Around five years ago, while Rachel Esters was early in her transition, she heard writer, producer, and trans rights activist Janet Mock speak at a queer-friendly church in Denver.
She remembers feeling seen by Mock’s description of her tumultuous, bountiful inner life as a Black transgender woman—and she also appreciated Mock’s willingness to admit the privileges that afforded her such a significant cultural platform, like her ability to pass as cisgender.
Esters—a retired Larimer County sheriff’s lieutenant, criminal justice reform advocate, and project administrator for the Colorado Trust—will now have the chance to curate a similar dialogue with other queer Coloradans on April 8, when she will co-moderate the Center on Colfax’s Read It or Don’t Book Group, a regular discussion forum that features prominent queer community members talking about books on LGBTQ life. Fittingly enough, the material for the April conversation will center on Mock’s 2017 autobiographical account, Surpassing Certainty: What My Twenties Taught Me.
Rex Fuller, the Center’s CEO, founded the group in partnership with the Denver Public Library earlier this year (the April event will be the second book club discussion), in large part “to expand conversations around issues of race and gender.” Too often, he says, “when people think of the LGBTQ community, they think of cisgender, white, young men, but the community encompasses so much more than that.”
At the group’s first meeting in February, they discussed Michael Arcenaux’s autobiography I Can’t Date Jesus: Love, Sex, Family, Race, and Other Reasons I’ve Put My Faith in Beyoncé. As with the meetings that will follow, a small panel—which included lead pastor at Denver’s Belong Church Jasper Peters, public health official Thera Lee Marshall II, and Denver Public Library marketing and communications specialist Devin Cochran—chatted about the book on Facebook Live and YouTube. Listeners joined the discourse as the group interwove the themes of Arcenaux’s text into their own experiences as queer or queer-allied Black men, touching on everything from the religious roots of brotherly love and personal guilt to the way Black narratives, whether trauma-suffused or joyful, are received by white audiences. Commenters made worthwhile contributions, pointing out the ways that heteronormative sexual education curricula impede everyone’s sexual health.

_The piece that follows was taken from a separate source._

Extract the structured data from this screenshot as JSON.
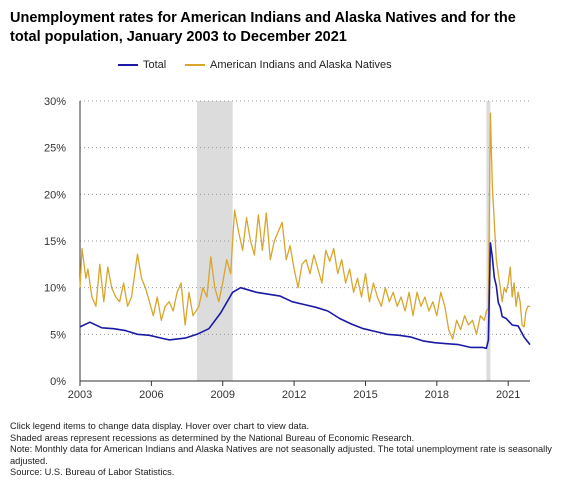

Fuller intends the meetings to be open to and valuable for people who haven’t finished, or haven’t even started, the book at hand. “It’s not like homework that’s being graded,” he says, but rather, “a conversation that you don’t want to stop listening to because it’s so fascinating.”
For those who couldn’t tune in, a recording of the first meeting is available on the Center’s Facebook page, where all future book club recordings will exist, too. A live ASL interpreter ensures that the discussion remains accessible.
Once it’s safe, Fuller hopes to integrate in-person gatherings into the rhythm of the club. Later this year, the group will read Carmen Maria Machado’s In the Dream House, which won a 2019 Lambda Literary Award for LGBTQ Nonfiction, A Two Spirit Journey: The Autobiography of a Lesbian Ojibwa-Cree Elder by Ma Nee Chacaby, and folk-rock singer-songerwriter Ani DiFranco’s coming-of-age story No Walls and the Recurring Dream.
In preparation for next month’s meeting, though, Esters has been taking her time reading Surpassing Certainty, savoring the storytelling along the way. A number of lines have already resonated with her, including this one: “Privacy wasn’t granted to a girl like me, who spent years standing out by merely being. It was a price I paid for being me.”
Esters says that, too often, she can feel people ogling her and other trans folks and “stripping out our humanity.” Reading Mock’s words and helping to lead a discussion on their messages, she says, is one way she can see herself—and help others see people like her—more deeply.